I’ve asked on the mentor forum for a mentor / staff to help you from scratch and improve the assignment.
Good luck.

1 Like

where will i be contacted by the mentor ?

If you don’t hear within 48 hours, please ping me on this thread. I’ll assume help you from scratch.

I just want to let you know that, I was not contacted by anyone.

The file bbc-text.csv consists of 2 columns:

  1. The 1st column is called category which is the label associated with an article. Here are a few labels: 'tech', 'business', 'sport', 'sport', 'entertainment'
  2. The 2nd column is called text which contains the actual news article.

Your model should be able to predict the label associated with a news article.

From the perspective of multi-class classficiation problem like this one, stopwords don’t contribute much towards model performance (i.e. classification accuracy). So, they can be removed.

parse_data_from_file

  1. This function is responsible for reading data for further processing. Here, sentences are going to processed further to bocome model inputs and labels are the class labels.
  2. For each row in the csv file:
    a. Read each row in the csv file.
    b. Remove stopwords from text column and then add it to sentences list.
    c. Add category to the labels list.
  3. Return sentences and labels from the function.

Sentences and labels are converted to numbers for use as input / output to the model. So, use a tokenizer to fit and transform data.

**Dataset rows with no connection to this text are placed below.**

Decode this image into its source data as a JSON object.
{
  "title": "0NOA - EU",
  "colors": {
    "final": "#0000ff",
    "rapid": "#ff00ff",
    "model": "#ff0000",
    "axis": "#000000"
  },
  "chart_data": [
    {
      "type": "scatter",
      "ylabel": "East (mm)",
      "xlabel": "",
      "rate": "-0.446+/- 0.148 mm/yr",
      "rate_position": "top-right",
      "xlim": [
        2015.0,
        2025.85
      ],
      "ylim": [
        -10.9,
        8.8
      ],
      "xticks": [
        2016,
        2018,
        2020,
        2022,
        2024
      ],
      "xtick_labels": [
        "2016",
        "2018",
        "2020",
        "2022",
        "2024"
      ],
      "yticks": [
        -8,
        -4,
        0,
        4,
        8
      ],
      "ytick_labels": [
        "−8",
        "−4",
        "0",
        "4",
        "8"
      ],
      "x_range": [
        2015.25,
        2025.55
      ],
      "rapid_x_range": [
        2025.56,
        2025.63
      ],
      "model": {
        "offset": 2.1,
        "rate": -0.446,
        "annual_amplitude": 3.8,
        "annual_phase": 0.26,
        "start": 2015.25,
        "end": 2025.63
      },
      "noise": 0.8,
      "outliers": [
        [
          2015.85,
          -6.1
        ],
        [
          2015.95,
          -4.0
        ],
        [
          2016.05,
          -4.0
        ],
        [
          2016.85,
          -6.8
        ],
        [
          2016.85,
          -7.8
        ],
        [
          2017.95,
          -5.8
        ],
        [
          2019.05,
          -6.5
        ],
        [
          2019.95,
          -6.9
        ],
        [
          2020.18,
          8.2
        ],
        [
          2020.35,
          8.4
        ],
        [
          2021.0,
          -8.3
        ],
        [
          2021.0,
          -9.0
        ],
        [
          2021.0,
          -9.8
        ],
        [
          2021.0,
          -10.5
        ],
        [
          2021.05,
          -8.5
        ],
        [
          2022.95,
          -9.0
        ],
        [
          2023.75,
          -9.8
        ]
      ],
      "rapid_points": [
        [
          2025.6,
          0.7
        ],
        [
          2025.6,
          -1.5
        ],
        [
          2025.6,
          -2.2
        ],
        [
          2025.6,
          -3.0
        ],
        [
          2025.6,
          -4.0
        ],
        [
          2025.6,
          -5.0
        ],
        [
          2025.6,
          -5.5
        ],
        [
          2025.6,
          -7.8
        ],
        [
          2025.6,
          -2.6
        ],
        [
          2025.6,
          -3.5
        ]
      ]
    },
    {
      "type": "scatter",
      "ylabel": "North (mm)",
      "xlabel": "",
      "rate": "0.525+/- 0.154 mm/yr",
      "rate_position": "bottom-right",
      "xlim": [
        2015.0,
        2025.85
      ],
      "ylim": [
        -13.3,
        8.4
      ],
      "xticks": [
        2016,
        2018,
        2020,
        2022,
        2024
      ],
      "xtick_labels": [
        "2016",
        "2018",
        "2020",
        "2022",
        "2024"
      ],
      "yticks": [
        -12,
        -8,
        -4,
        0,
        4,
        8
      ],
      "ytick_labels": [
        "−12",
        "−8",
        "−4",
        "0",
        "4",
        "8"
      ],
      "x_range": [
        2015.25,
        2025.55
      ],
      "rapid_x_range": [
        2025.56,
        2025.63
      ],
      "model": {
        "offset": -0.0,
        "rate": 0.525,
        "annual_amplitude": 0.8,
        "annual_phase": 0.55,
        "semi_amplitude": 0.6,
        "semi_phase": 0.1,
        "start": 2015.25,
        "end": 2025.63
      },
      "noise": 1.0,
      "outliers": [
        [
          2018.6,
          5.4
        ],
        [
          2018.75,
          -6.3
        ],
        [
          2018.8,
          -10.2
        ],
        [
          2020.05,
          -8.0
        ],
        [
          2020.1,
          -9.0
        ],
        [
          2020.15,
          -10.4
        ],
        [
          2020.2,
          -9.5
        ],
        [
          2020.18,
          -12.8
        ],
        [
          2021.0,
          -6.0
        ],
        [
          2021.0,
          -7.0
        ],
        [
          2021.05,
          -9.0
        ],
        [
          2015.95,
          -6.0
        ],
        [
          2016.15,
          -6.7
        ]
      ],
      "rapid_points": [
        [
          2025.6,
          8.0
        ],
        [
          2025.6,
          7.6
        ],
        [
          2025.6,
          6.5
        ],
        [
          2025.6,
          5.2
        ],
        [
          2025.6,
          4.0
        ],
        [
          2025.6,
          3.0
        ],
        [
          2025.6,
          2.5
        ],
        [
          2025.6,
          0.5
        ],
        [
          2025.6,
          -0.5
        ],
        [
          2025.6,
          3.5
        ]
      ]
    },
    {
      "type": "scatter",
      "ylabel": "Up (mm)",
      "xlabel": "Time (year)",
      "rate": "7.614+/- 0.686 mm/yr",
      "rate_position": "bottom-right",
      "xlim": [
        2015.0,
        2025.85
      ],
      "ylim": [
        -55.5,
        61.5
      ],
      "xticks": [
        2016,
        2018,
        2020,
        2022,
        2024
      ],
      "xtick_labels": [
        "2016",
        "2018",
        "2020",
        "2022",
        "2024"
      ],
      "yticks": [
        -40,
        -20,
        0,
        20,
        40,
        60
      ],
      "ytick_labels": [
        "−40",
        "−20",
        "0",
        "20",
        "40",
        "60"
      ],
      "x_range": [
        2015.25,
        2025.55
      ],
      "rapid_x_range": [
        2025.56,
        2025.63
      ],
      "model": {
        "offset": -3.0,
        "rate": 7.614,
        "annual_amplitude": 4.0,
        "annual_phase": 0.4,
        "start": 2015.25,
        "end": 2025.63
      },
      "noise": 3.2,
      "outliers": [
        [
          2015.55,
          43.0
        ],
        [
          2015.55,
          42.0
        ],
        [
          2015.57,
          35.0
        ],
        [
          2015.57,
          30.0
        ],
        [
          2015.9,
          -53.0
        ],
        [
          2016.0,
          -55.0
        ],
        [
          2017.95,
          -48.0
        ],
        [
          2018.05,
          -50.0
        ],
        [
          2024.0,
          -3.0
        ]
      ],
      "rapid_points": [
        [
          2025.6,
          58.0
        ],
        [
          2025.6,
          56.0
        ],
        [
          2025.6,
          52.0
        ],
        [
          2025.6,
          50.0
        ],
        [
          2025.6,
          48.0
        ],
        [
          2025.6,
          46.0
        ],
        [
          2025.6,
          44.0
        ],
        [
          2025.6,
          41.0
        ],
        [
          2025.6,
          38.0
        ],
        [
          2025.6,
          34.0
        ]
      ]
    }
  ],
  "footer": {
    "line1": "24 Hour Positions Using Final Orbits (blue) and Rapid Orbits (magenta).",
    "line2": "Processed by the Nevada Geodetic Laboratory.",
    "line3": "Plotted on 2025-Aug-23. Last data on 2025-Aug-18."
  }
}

With this information, please take a crack at the assignment. Reply to this thread with clarifications you need.

Can you please highlight the error in notebook why i am getting different figures in miniature dataset ?
Notebook attached

Thanks in advance

ORIGINAL DATASET:

There are 2225 sentences in the dataset.

First sentence has 436 words (after removing stopwords).

There are 2225 labels in the dataset.

The first 5 labels are [‘tech’, ‘business’, ‘sport’, ‘sport’, ‘entertainment’]

MINIATURE DATASET:

There are 2225 sentences in the miniature dataset.

First sentence has 436 words (after removing stopwords).

There are 2225 labels in the miniature dataset.

The first 5 labels are [‘tech’, ‘business’, ‘sport’, ‘sport’, ‘entertainment’]

Expected Output:

ORIGINAL DATASET:

There are 2225 sentences in the dataset.

First sentence has 436 words (after removing stopwords).

There are 2225 labels in the dataset.

The first 5 labels are ['tech', 'business', 'sport', 'sport', 'entertainment']


MINIATURE DATASET:

There are 5 sentences in the miniature dataset.

First sentence has 436 words (after removing stopwords).

There are 5 labels in the miniature dataset.

The first 5 labels are ['tech', 'business', 'sport', 'sport', 'entertainment']

[code removed - moderator]

@Sumit1

You are hardcoding the path to "./data/bbc-text.csv" instead of using the function parameter filename.